Cette rencontre de la souffrance et du mal est l’épreuve de chacune de nos vies. Dans nos vies nous rencontrons la douleur, la souffrance, le mal. Les chrétiens y répondent par la contemplation du mystère de la Croix du Christ. En son humanité, Dieu a affronté le malheur, l’échec, la souffrance et la mort. Il en a habité toutes les dimensions et désormais dans les pires situations nous le savons présent et combattant avec nous. A l’instant, il y a un monsieur qui m’interrogeait sur le chemin de croix et me disait : « c’est quoi la différence entre Dieu et Jésus ? » Jésus, c’est Dieu qui est devenu un homme, qui est venu vivre une vie d’homme avec ses réussites, ses joies, ses peines, la souffrance et la mort. Et donc Dieu en Jésus a habité toute la vie d’un homme dans ses pires situations. Du coup, nous savons -quand nous sommes dans ces pires situations- qu’il est présent, qu’il les vit avec nous et qu’il ne cessera pas de les vivre jusqu’à la fin des temps : nous ne sommes pas seuls. Le mystère de la Croix, c’est le mystère de Pâques : la réponse de Dieu au malheur, c’est la Résurrection. Jésus de Nazareth n’est pas resté dans le tombeau, il est vivant et poursuit le combat « et le dernier ennemi qui sera vaincu, c’est la mort » (I Co 15, 21). Lorsqu’en 1895, dans son livre Vies des saints de l’Ardèche, l’abbé Mollier présenta la vie du Père Vigne il écrivit : « Monsieur Vigne avait deux dévotions particulières auxquelles il se livrait tout entier, cherchant à y porter les autres avec toute l’ardeur dont il était capable : Le Calvaire et l’Autel, la Passion et l’Eucharistie. C’était là ses deux armes de guerre, pour convertir les pécheurs et réchauffer les tièdes […] La première l’amena à fonder un chemin de croix monumental pour le pays et l’époque, l’autre à instituer ses Sœurs du Saint-Sacrement ». On peut discuter les dernières affirmations : il y avait déjà des chemins de croix monumentaux et la fondation des Sœurs du Saint-Sacrement n’a pas d’abord été planifiée par Pierre Vigne, il a répondu à la demande de femmes qui avaient suivi ses missions. Mais l’abbé hagiographe a vu juste pour les deux « dévotions » de Pierre Vigne. Pour lui, elles n’en font qu’une et il est bon de nous en ressouvenir aujourd’hui. Et nous allons en parler : comment cet homme confronté à l’air du temps, va trouver dans cette réalité de la croix et de l’Eucharistie non pas une consolation, mais une réponse et un sens.

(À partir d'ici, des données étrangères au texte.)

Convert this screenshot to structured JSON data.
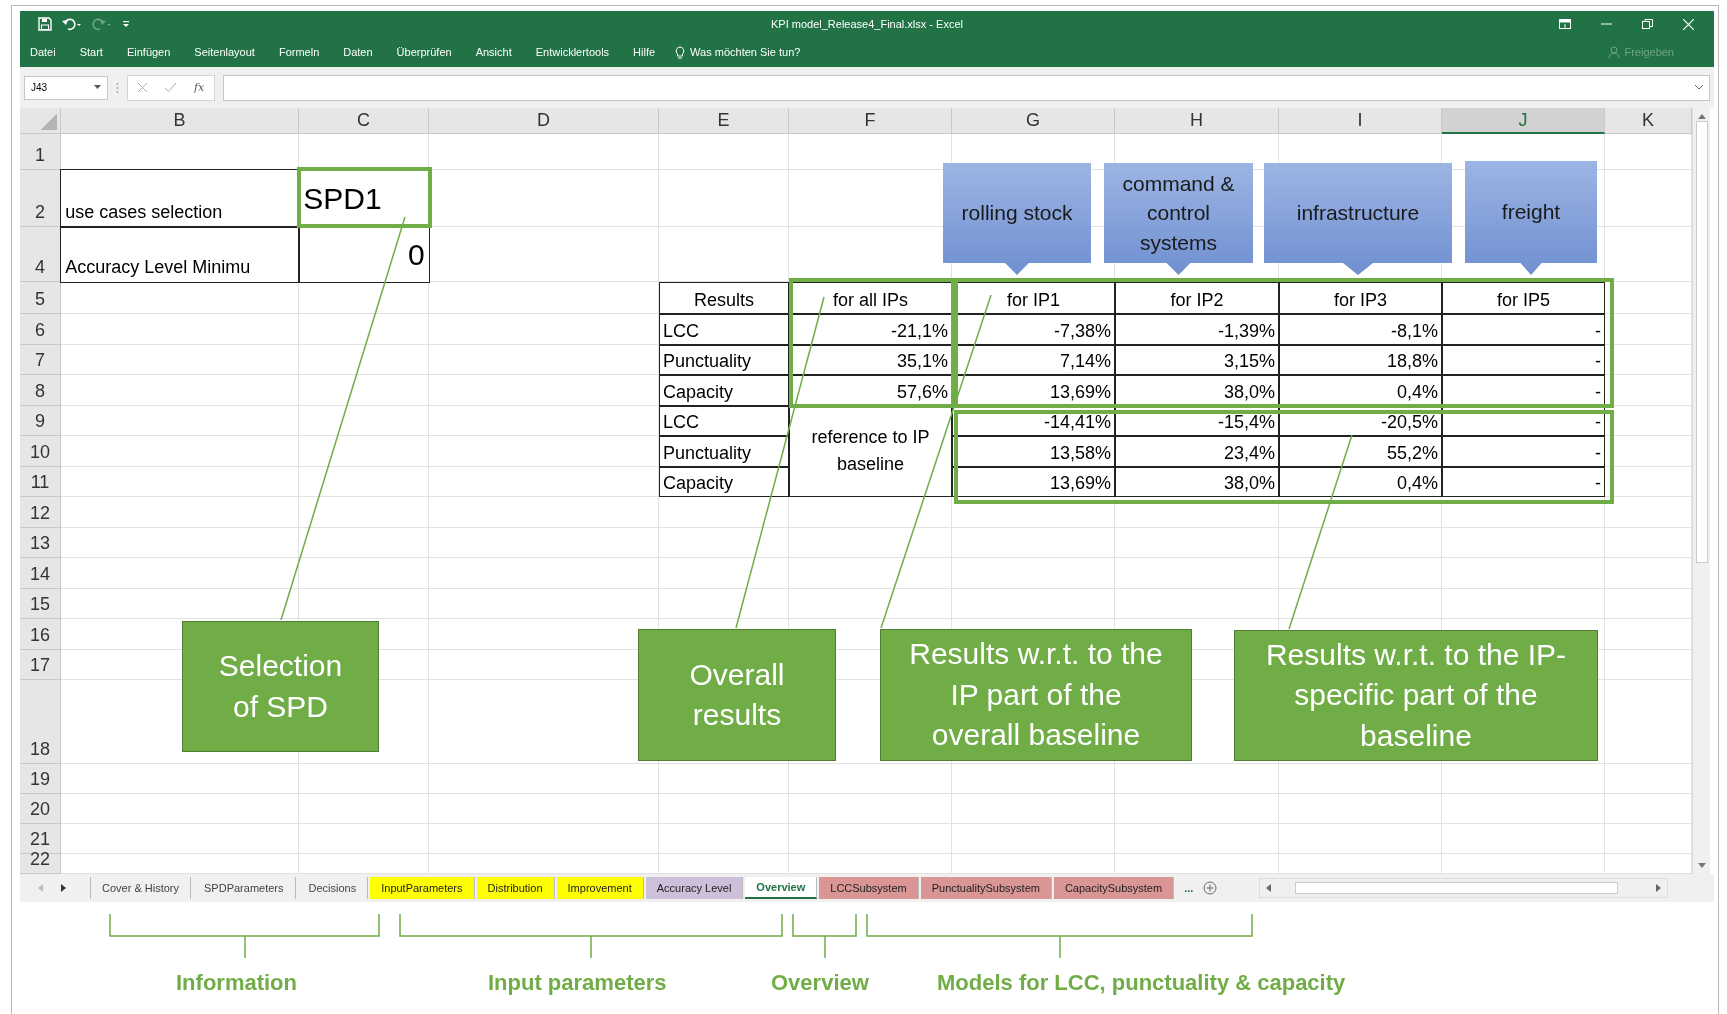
{
  "window": {
    "title": "KPI model_Release4_Final.xlsx  -  Excel",
    "share": "Freigeben"
  },
  "ribbon_tabs": [
    "Datei",
    "Start",
    "Einfügen",
    "Seitenlayout",
    "Formeln",
    "Daten",
    "Überprüfen",
    "Ansicht",
    "Entwicklertools",
    "Hilfe"
  ],
  "tell_me": "Was möchten Sie tun?",
  "formula_bar": {
    "name_box": "J43",
    "function_label": "fx"
  },
  "sheet": {
    "columns": [
      {
        "label": "B",
        "selected": false
      },
      {
        "label": "C",
        "selected": false
      },
      {
        "label": "D",
        "selected": false
      },
      {
        "label": "E",
        "selected": false
      },
      {
        "label": "F",
        "selected": false
      },
      {
        "label": "G",
        "selected": false
      },
      {
        "label": "H",
        "selected": false
      },
      {
        "label": "I",
        "selected": false
      },
      {
        "label": "J",
        "selected": true
      },
      {
        "label": "K",
        "selected": false
      }
    ],
    "rows": [
      "1",
      "2",
      "4",
      "5",
      "6",
      "7",
      "8",
      "9",
      "10",
      "11",
      "12",
      "13",
      "14",
      "15",
      "16",
      "17",
      "18",
      "19",
      "20",
      "21",
      "22"
    ],
    "selection": {
      "label": "use cases selection",
      "value": "SPD1"
    },
    "accuracy": {
      "label": "Accuracy Level Minimu",
      "value": "0"
    },
    "results": {
      "header": [
        "Results",
        "for all IPs",
        "for IP1",
        "for IP2",
        "for IP3",
        "for IP5"
      ],
      "overall": [
        {
          "label": "LCC",
          "values": [
            "-21,1%",
            "-7,38%",
            "-1,39%",
            "-8,1%",
            "-"
          ]
        },
        {
          "label": "Punctuality",
          "values": [
            "35,1%",
            "7,14%",
            "3,15%",
            "18,8%",
            "-"
          ]
        },
        {
          "label": "Capacity",
          "values": [
            "57,6%",
            "13,69%",
            "38,0%",
            "0,4%",
            "-"
          ]
        }
      ],
      "reference": "reference to IP baseline",
      "specific": [
        {
          "label": "LCC",
          "values": [
            "-14,41%",
            "-15,4%",
            "-20,5%",
            "-"
          ]
        },
        {
          "label": "Punctuality",
          "values": [
            "13,58%",
            "23,4%",
            "55,2%",
            "-"
          ]
        },
        {
          "label": "Capacity",
          "values": [
            "13,69%",
            "38,0%",
            "0,4%",
            "-"
          ]
        }
      ]
    }
  },
  "callouts": [
    "rolling stock",
    "command & control systems",
    "infrastructure",
    "freight"
  ],
  "annotations": [
    "Selection of SPD",
    "Overall results",
    "Results w.r.t. to the IP part of the overall baseline",
    "Results w.r.t. to the IP-specific part of the baseline"
  ],
  "sheet_tabs": [
    {
      "name": "Cover & History",
      "selected": false
    },
    {
      "name": "SPDParameters",
      "selected": false
    },
    {
      "name": "Decisions",
      "selected": false
    },
    {
      "name": "InputParameters",
      "selected": false,
      "color": "#ffff00"
    },
    {
      "name": "Distribution",
      "selected": false,
      "color": "#ffff00"
    },
    {
      "name": "Improvement",
      "selected": false,
      "color": "#ffff00"
    },
    {
      "name": "Accuracy Level",
      "selected": false,
      "color": "#ccc0da"
    },
    {
      "name": "Overview",
      "selected": true
    },
    {
      "name": "LCCSubsystem",
      "selected": false,
      "color": "#da9694"
    },
    {
      "name": "PunctualitySubsystem",
      "selected": false,
      "color": "#da9694"
    },
    {
      "name": "CapacitySubsystem",
      "selected": false,
      "color": "#da9694"
    }
  ],
  "more_tabs": "...",
  "groups": [
    "Information",
    "Input parameters",
    "Overview",
    "Models for LCC, punctuality & capacity"
  ]
}
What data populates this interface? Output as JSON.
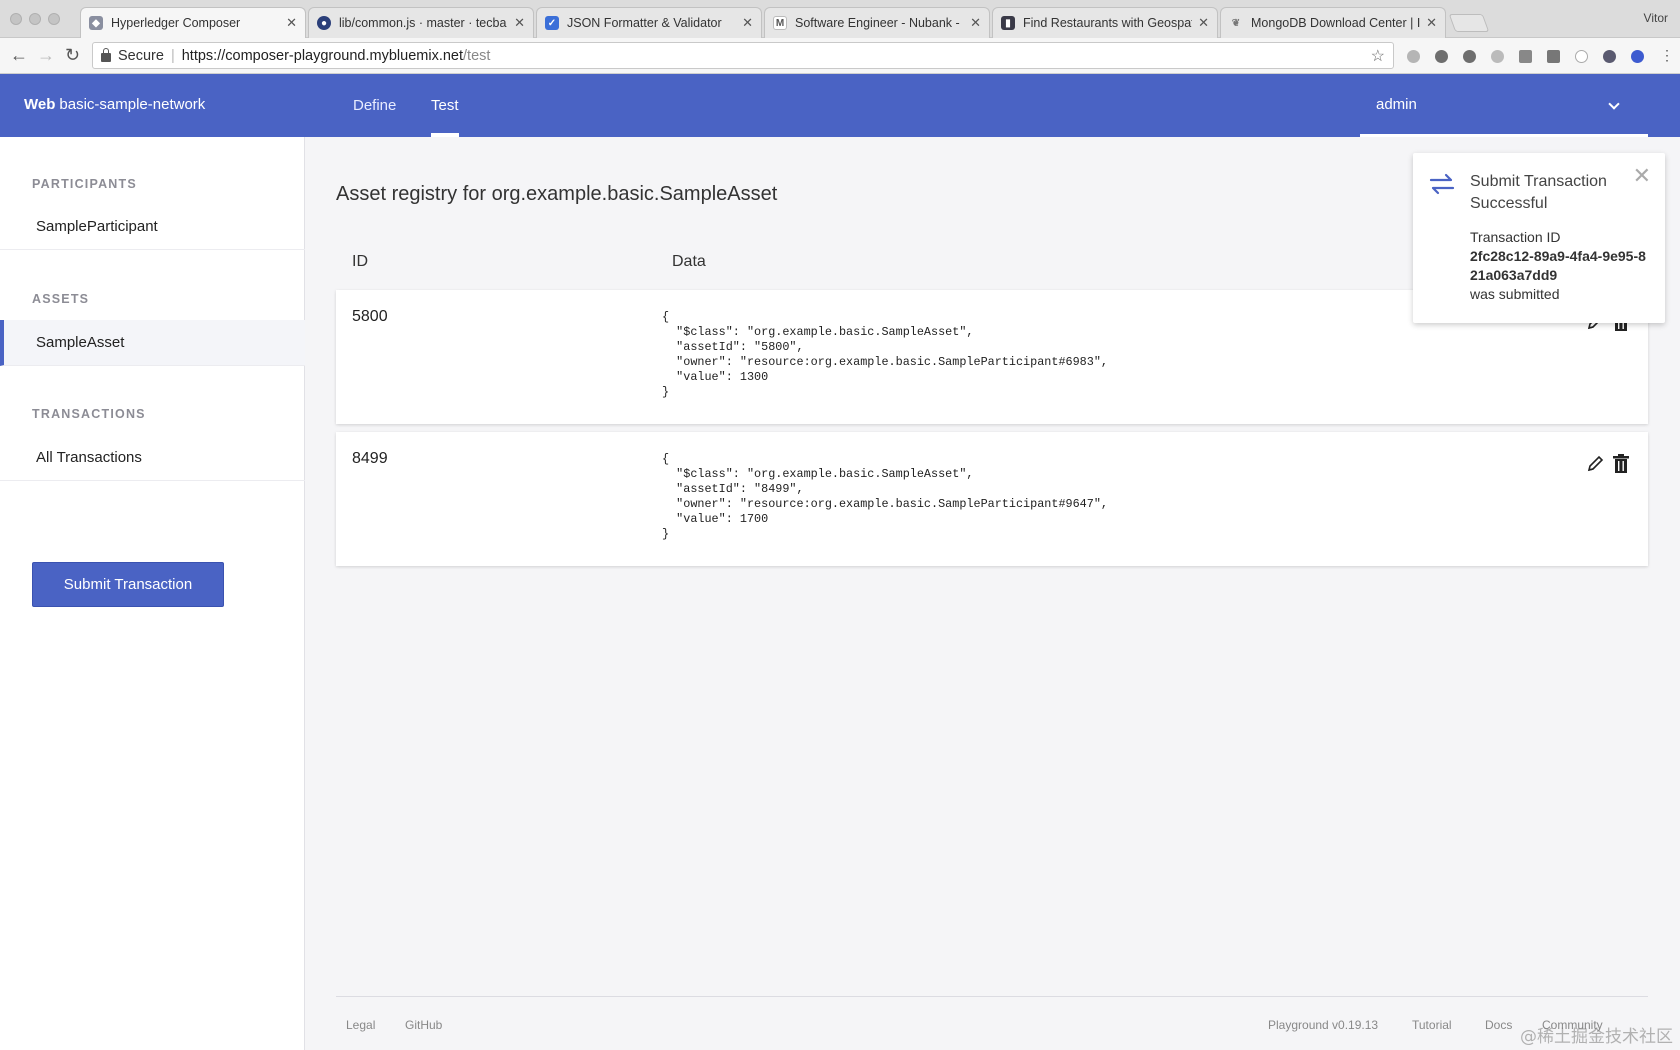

Le plus beau livre, l’arbre de la croix,
Pour soutenir son chemin-de-croix, le Grand Voyage, Pierre Vigne va rédiger un livre, publié en 1713, qui va bien au-delà du « Grand Voyage » et qui se présente comme une aide quotidienne : Les titres des livres au XVIIIème siècle sont interminables alors je vous redis le titre : Méditations pour chaque jour du mois, tiré du plus beau livre que Dieu nous ait donné, qui est Jésus Christ souffrant et mourant sur une croix… Derrière un ton de prédication très populaire, l’auteur s’appuie sur une longue tradition et particulièrement sur un auteur jésuite : le père Jean-Baptiste de Saint-Jure. Il a publié en 1643 : Le livre des élus de Jésus Christ en croix. Pierre Vigne possédait l’édition de 1663, il a travaillé ce livre avec attention. Nous possédons toujours cet exemplaire à la Maison Mère, Pierre Vigne en a fait le sommaire en page 2 de couverture et en page de garde et, sur la 3° de couverture il a écrit : « Chef d’œuvre de piété ». L’argument du livre est donné dans les trois premières pages : « Entre les beaux noms et appellations mystérieuses que les saintes lettres donnent au Fils de Dieu Jésus Christ notre Sauveur, l’une des plus considérables […] est celle de livre.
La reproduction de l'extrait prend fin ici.